Publication year - 1984
Publication title -
scandinavian journal of haematology
Language(s) - English
Resource type - Journals
SCImago Journal Rank - 0.904
H-Index - 84
eISSN - 1600-0609
pISSN - 0036-553X
DOI - 10.1111/j.1600-0609.1984.tb02565.x
Subject(s) - antibody , immunosuppression , haemophilia , medicine , immunology , factor ix , haemophilia b , immunoglobulin g , antibody response , plasmapheresis , cyclophosphamide , haemophilia a , chemotherapy , surgery
A patient with severe haemophilia B and high response antibodies was twice treated with extracorporeal adsorption of the antibodies to protein A. An interval of two years separated the two occasions, the same procedure ‐ substitution therapy and immunosuppression (cyclophosphamide) ‐ being followed on both, with the exception that intravenous immunoglobulin was included on the second occasion.
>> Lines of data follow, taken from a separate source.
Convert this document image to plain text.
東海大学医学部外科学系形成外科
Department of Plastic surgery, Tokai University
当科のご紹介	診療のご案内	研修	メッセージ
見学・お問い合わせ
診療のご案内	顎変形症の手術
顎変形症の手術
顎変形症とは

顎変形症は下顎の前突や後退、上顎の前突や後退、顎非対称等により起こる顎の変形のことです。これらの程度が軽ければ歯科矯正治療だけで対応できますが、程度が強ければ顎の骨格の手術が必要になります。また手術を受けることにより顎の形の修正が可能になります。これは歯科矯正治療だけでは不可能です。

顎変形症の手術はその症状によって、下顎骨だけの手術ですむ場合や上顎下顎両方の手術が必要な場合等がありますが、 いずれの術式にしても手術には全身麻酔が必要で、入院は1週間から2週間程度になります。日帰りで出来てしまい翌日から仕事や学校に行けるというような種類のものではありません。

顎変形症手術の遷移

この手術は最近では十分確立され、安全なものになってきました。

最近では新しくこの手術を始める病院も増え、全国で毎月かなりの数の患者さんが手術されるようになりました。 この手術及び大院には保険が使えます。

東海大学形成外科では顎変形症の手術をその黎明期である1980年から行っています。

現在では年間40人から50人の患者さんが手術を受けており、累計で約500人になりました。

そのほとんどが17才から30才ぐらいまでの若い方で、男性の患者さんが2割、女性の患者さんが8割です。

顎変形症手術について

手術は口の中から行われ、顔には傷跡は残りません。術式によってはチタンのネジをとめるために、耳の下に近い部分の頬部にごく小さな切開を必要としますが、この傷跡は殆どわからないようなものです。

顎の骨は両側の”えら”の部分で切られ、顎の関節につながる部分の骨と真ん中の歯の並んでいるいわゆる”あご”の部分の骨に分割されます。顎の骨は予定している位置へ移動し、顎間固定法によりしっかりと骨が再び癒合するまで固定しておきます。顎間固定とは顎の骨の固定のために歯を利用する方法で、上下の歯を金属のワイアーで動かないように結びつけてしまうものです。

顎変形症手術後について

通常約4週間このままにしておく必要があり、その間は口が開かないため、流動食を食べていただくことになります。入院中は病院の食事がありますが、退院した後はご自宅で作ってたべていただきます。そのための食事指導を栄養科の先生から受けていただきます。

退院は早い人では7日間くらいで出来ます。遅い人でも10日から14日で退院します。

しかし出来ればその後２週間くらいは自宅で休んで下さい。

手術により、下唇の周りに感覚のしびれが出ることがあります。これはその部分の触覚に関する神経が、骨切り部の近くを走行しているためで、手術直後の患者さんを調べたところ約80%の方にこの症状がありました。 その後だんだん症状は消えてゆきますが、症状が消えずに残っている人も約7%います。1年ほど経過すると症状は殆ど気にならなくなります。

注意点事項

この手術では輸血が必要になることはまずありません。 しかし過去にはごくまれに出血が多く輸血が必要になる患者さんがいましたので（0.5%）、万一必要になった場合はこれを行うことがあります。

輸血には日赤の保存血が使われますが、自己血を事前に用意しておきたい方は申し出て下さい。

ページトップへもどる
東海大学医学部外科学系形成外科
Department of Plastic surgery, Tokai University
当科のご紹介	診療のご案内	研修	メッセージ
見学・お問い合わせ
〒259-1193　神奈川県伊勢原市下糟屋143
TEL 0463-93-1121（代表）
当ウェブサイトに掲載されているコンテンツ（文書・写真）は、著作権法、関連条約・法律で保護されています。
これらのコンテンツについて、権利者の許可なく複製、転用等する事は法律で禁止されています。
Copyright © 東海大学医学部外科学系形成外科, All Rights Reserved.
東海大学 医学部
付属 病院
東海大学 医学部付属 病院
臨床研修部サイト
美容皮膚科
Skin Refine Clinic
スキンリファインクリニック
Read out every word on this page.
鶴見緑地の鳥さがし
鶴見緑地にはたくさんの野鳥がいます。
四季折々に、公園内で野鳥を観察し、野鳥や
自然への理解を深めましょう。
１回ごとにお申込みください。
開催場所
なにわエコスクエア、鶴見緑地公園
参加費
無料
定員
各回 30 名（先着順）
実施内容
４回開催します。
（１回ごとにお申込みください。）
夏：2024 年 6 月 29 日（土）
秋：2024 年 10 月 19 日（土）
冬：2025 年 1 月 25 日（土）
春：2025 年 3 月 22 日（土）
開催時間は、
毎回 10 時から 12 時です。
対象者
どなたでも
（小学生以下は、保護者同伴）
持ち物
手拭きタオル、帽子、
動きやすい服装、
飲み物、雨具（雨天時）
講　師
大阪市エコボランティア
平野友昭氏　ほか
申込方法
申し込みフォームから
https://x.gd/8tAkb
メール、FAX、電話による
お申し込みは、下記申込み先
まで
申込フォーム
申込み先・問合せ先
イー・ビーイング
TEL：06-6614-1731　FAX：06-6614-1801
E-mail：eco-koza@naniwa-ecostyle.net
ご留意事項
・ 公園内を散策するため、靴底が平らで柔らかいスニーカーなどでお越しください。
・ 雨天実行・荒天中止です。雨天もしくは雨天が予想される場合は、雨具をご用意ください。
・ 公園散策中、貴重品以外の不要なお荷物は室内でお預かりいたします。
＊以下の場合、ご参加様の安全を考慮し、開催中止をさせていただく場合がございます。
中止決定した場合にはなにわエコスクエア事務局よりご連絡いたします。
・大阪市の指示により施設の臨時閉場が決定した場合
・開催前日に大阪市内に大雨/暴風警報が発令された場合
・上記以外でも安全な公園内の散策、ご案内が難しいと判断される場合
Within a week after the first treatment his antibody titre had risen 15‐fold, while no secondary antibody response was noted following the second. Since then the patient has been treated a further 16 times ‐ without any secondary antibody response occurring; once with factor IX in combination with i.v. IgG and immunosuppression, twice with factor IX and i.v. IgG and 14 times with factor IX only. It seems likely that antibody synthesis was suppressed by the i.v. IgG. No evidence has been found for such mechanisms such as nonspecific suppression or blocking effect of the IgG on factor IX antibodies. However, the possibilities of a combined effect of the adsorption technique, immunosuppression and i.v. IgG cannot yet be ruled out.